Spirit Airlines Faces Liquidation Risk as Jet Fuel Prices Surge Amid US-Iran Conflict

Spirit Airlines risks liquidation this week due to soaring jet fuel prices driven by the US-Iran war, derailing its bankruptcy restructuring. The ultra-low-cost carrier, operating under Chapter 11 since August 2025, may decide on winding down operations as fuel costs have doubled, exceeding $200 per barrel.

Jet fuel prices have risen 80-125% in weeks, comprising 25-30% of airline operating costs and eroding Spirit’s thin margins. This energy shock exposes the fragility of the low-cost model, which relied on cheap fuel, now forcing creditors to weigh full liquidation over the planned debt cut from $7.4 billion to $2 billion.

Spirit, based in Dania Beach, Florida, continues flying while negotiating with lenders, including a disputed $275 million loan split opposed by Citibank.
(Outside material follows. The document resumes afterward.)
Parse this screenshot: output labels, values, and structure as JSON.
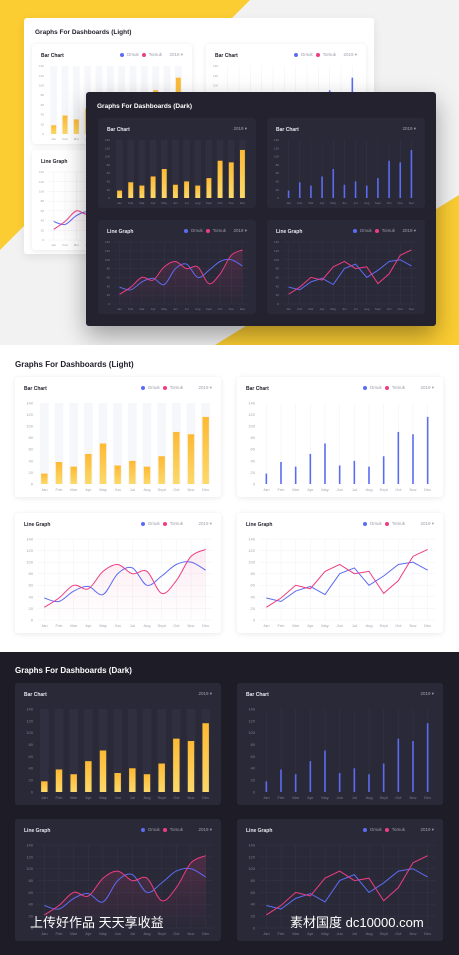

The airline aimed to exit bankruptcy this summer by shrinking its fleet and routes, but unhedged fuel exposure has crushed liquidity.

This crisis signals broader industry volatility, with fare hikes of 8-9% expected short-term and up to 27% on some routes as carriers pass on costs. For low-cost operators like Spirit, the surge threatens operational viability without fuel hedges or pricing power.